The crumble comes together really easily, and I ended up doubling the recipe to feed six adults.  We ate it all with the exception of a spare serving or two.  It goes incredibly well with vanilla ice cream.  As for the pepper and pine nuts?  Didn't even notice the pepper but can't say that the pine nuts were my favorite.  When it comes to crumbles, I'm a toasted walnut kind of gal.  The pine nuts--though lightly toasted--were strangely overpowering to my palette.  Next time, I'd simply substitute in walnuts or even hazelnuts perhaps.

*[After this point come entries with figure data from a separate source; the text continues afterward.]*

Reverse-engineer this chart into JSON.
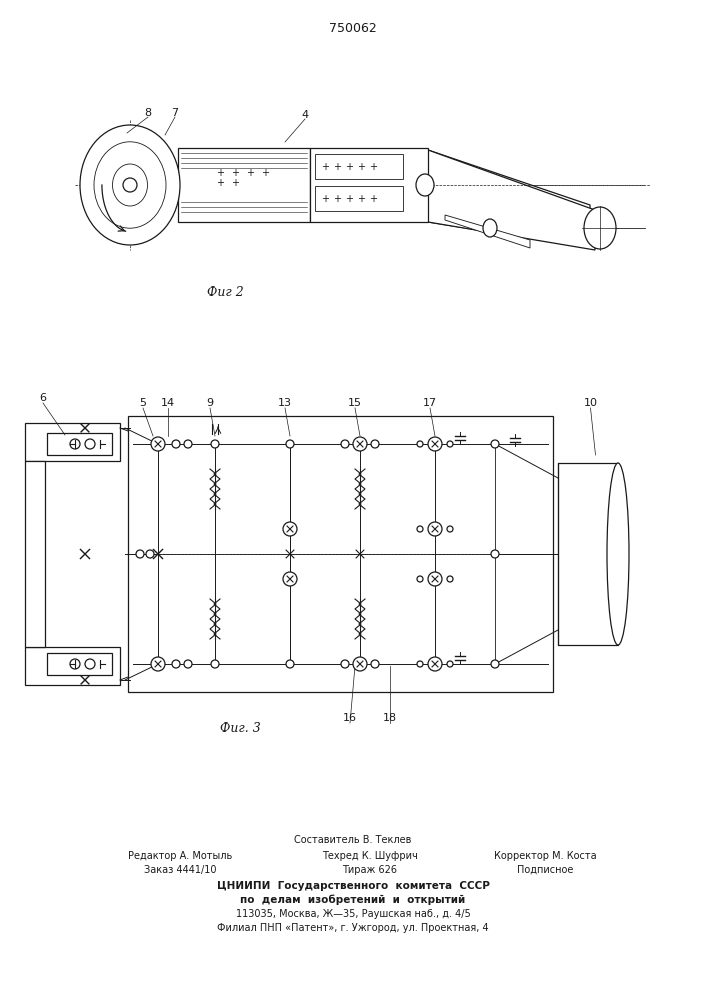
{
  "patent_number": "750062",
  "fig2_label": "Фиг 2",
  "fig3_label": "Фиг. 3",
  "footer_line1": "Составитель В. Теклев",
  "footer_line2_left": "Редактор А. Мотыль",
  "footer_line2_mid": "Техред К. Шуфрич",
  "footer_line2_right": "Корректор М. Коста",
  "footer_line3_left": "Заказ 4441/10",
  "footer_line3_mid": "Тираж 626",
  "footer_line3_right": "Подписное",
  "footer_line4": "ЦНИИПИ  Государственного  комитета  СССР",
  "footer_line5": "по  делам  изобретений  и  открытий",
  "footer_line6": "113035, Москва, Ж—35, Раушская наб., д. 4/5",
  "footer_line7": "Филиал ПНП «Патент», г. Ужгород, ул. Проектная, 4",
  "bg_color": "#ffffff",
  "line_color": "#1a1a1a"
}
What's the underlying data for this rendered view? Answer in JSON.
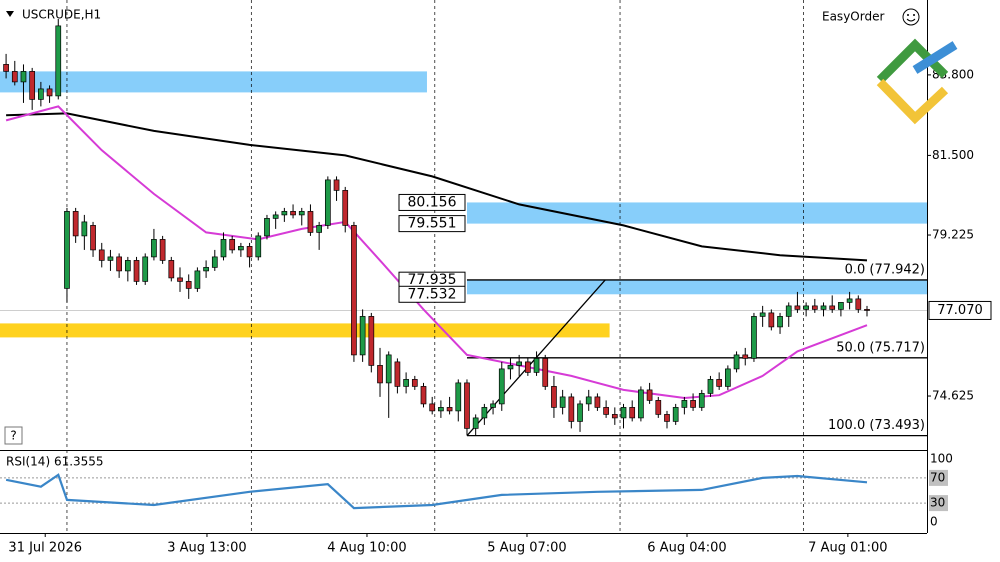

Strawberry Rhubarb Crumble
3/4c or 85g spelt flour
2/3c or 85g pine nuts, lightly toasted
1/2c or 45g rolled oats
1/2c or 60g natural cane sugar
1/2 t finely ground sea salt
1/8 t freshly ground black pepper
1/3c or 75g unsalted butter, melted

1T cornstarch
1/2c or 60g natural cane sugar

1/2lb or 225g hulled medium strawberries, quartered
12oz. trimmed rhubarb, cut into 3/4" pieces
1/4c or 60ml port wine, optional

Preheat the oven to 375F/190C.  Butter a 10" round gratin dish or 9x9" square dish.

1.  Combine the flour through the pepper in a bowl.  Stir in the butter with a fork, squeeze into a few patties, then place in the freezer to chill for at least 10 minutes.

2.  Make the filling by whisking the cornstarch and sugar together in a large bowl.  Add the strawberries and rhubarb, and toss until evenly coated.  Wait three minutes, add the port, and toss again.  Transfer to prepared baking dish, remove the topping from the freezer, and crumble evening over the top of the filling.

3.  Bake 35-40 minutes until a deep golden brown on top and the filling is bubbling.  Let cool 20-30 minutes before serving.

The kids had their own table, although one kid is missing from my photos.  I'll just call Anton a little jackrabbit.  But really, none of the kids stayed seated for long.  The crumble isn't the most kid-friendly dessert, so I organized a plate of cookies for the kids instead.  I picked up some chocolate sandwich cookies at the grocery store and added slices of hindbær snitter, a special Danish shortbread cookie filled with raspberry jam, about which I'll go into more in a future post.